De fait, pour être autonome en matière de sciences et technologies, le gouvernement sud-coréen consacre 4,3% de son PIB à la recherche. Ce qui fait de la Corée du Sud le champion du monde de la Recherche Développement.
 
Transformation industrielle et agricole
L’intervention des pouvoirs publics coréens a longtemps été dominée par une politique commerciale combinant mesures protectionnistes et fortes incitations aux exportations. Ainsi de l’industrie lourde et chimique (années 60 et 70) aux nouvelles technologies et à l’industrie de l’information (depuis les années 90), en passant par l’industrie automobile, navale et électronique (années 80 et 90), la Corée du Sud a su surmonter les contraintes de la taille limitée de son marché intérieur, à travers la mise en œuvre d’une politique industrielle et technologique de croissance par l’investissement.

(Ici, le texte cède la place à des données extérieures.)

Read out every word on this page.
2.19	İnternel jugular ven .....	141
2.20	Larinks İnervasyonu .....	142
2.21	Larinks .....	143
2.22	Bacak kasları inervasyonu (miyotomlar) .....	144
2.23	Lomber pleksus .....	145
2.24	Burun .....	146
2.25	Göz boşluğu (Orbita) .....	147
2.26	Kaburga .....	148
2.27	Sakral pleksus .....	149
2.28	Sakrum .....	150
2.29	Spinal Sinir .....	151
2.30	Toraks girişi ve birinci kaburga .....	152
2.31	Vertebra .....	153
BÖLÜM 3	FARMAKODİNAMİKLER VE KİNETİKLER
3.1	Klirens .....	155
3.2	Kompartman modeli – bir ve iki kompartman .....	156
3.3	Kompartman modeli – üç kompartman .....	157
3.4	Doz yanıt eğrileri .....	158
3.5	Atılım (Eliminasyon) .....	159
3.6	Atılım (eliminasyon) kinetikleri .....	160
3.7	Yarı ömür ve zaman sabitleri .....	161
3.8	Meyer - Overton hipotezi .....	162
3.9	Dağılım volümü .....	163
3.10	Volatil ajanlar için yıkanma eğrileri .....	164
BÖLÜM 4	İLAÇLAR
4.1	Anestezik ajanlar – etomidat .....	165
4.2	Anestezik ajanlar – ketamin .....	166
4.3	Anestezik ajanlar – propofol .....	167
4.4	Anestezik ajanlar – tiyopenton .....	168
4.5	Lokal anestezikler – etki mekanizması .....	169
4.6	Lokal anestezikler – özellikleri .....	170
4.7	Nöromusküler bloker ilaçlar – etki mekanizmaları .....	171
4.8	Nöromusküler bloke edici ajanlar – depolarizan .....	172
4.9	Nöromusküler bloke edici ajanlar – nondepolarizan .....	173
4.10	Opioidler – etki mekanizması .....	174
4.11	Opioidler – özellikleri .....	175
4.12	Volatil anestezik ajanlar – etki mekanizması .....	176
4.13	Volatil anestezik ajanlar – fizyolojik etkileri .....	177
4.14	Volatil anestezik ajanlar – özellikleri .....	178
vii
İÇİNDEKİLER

La Corée du Sud s’est ainsi progressivement transformée en acteur majeur du commerce international, et notamment en puissance exportatrice. 
Si la Corée du Sud en est à ce niveau aujourd’hui c’est que son développement s’est fait en plusieurs étapes. A chaque période, le pays ciblait un secteur et y consacrait tous ses efforts. Et les Coréens ont toujours su transformer les crises en opportunités. Ainsi, « ce qui ne me détruit pas me rend plus fort », ces mots de Friedrich Nietzche sont une ouverture à la pensée « Wei-Ji » dont l’idéogramme « Wei » signifiant danger et « Ji » signifiant « point de basculement ».
Toutes ces politiques ont permis le développement par étapes successives de la Corée du Sud avec la participation financière de l’Etat. Lors de l’enclenchement des différents plans quinquennaux pour le développement, aucune entreprise ne disposait des ressources techniques et financières pour s’implanter dans ces secteurs, mais grâce à la coopération étroite entre l’Etat et le secteur privé (Chaebols), ces derniers sont devenus un instrument efficace dans la stratégie de développement industriel. L’Etat a financé la création de ces entreprises grâce à des prêts bancaires à long terme et à faible taux, et des attributions préférentielles de licences d’importations. 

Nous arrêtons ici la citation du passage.